Golf allows you to set similar goals and monitor progress. For $50, become a Golf Canada member. One of the benefits is the ability to track your handicap online. Then, you can set a goal to lower your handicap to a certain number by a certain time. All you have to do to achieve this goal is put in time on the putting green, take a lesson, or hit the driving range. The results are immediately tangible. You can see incremental change each time you golf. Hitting smaller weekly milestones will help motivate you to continuously improve your game throughout the season.
Zen Golf & The Calm Of Cycling
While golf and cycling are both social, I often enjoy these activities alone. My most memorable golf games have been ones where I was a “dew sweeper,” the first one on a course before sunrise somewhere with the only things breaking the solitude were the mowers ahead of me from the turf crew and a few songbirds. Cycling is the same. While I love riding with my dad, or sometimes with a friend, the times in the saddle I enjoy most are when it’s just my bike and me. This hobby offers time to think without any distractions, to meditate, and to enjoy a few hours where I do not need to talk to anyone. I can focus only on making perfect circles with my pedal strokes, communing with Mother Nature and appreciating the serenity of the scenes seen from the saddle.
Finally, golf and cycling both require focus to succeed. In golf, you must block out distractions – both externally and internally – and concentrate on the shot or putt at hand. There’s a reason why Zen Golf: Mastering the Mental Game and subsequent books such as Zen Putting by Dr. Joseph Parent are bestsellers. Take a cue from this noted PGA coach and Buddhist instructor. Next time you step to the tee, take a deep breath, visualize your shot, clear your mind for a moment and watch your concentration sharpen.
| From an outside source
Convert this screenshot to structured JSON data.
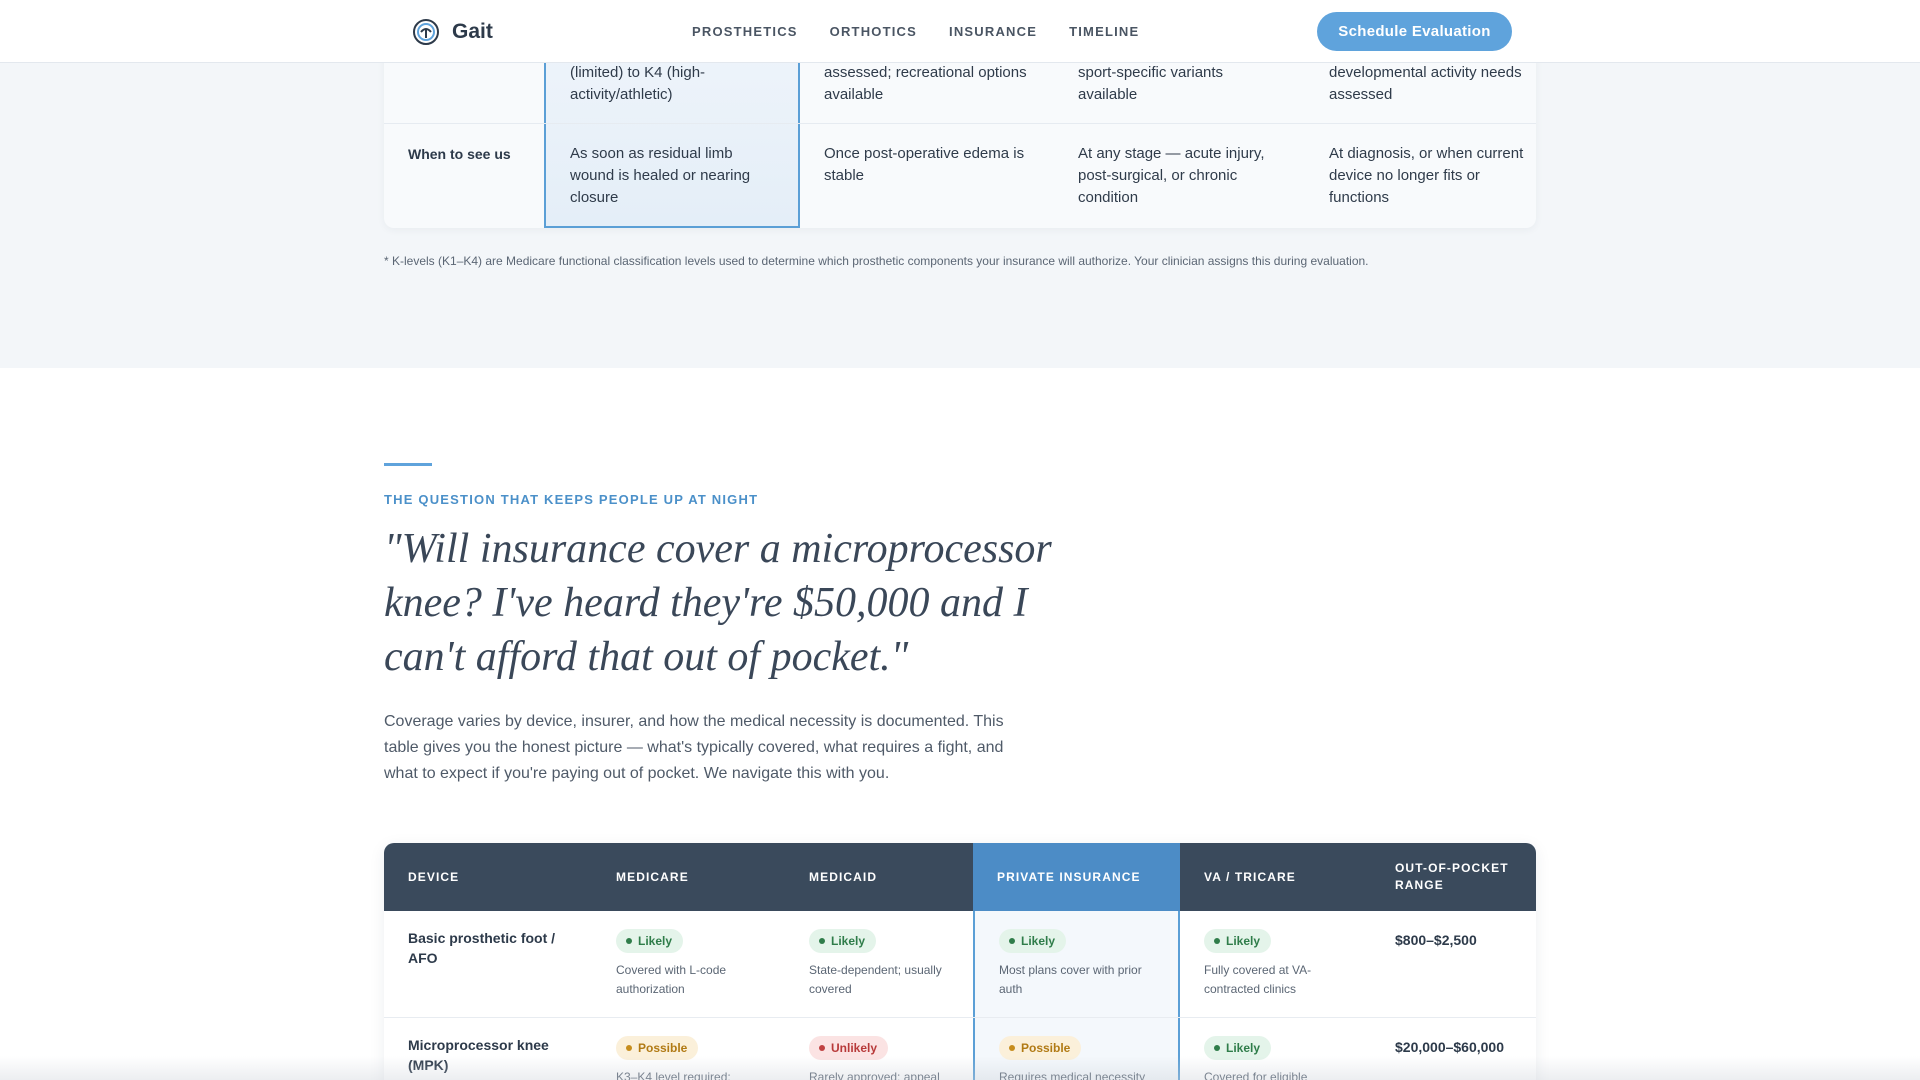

The same focus is required while riding: whether it’s concentrating on other vehicles or training your mind to focus on your cadence and improve the efficiency of your pedal strokes to conserve energy.
This summer, whether you are golfing or cycling, I challenge you to pause. Look around. Soak in the scenery. And, if just for a moment, reflect on how lucky you are. That is the biggest silver lining of this pandemic – the extra time it has given all of us to slow down and be grateful for the bursts of beauty that paint the canvases of our lives. I guarantee, if you make an extra effort to find this meditative moment, you will enjoy your ride and have better shots from tee to green.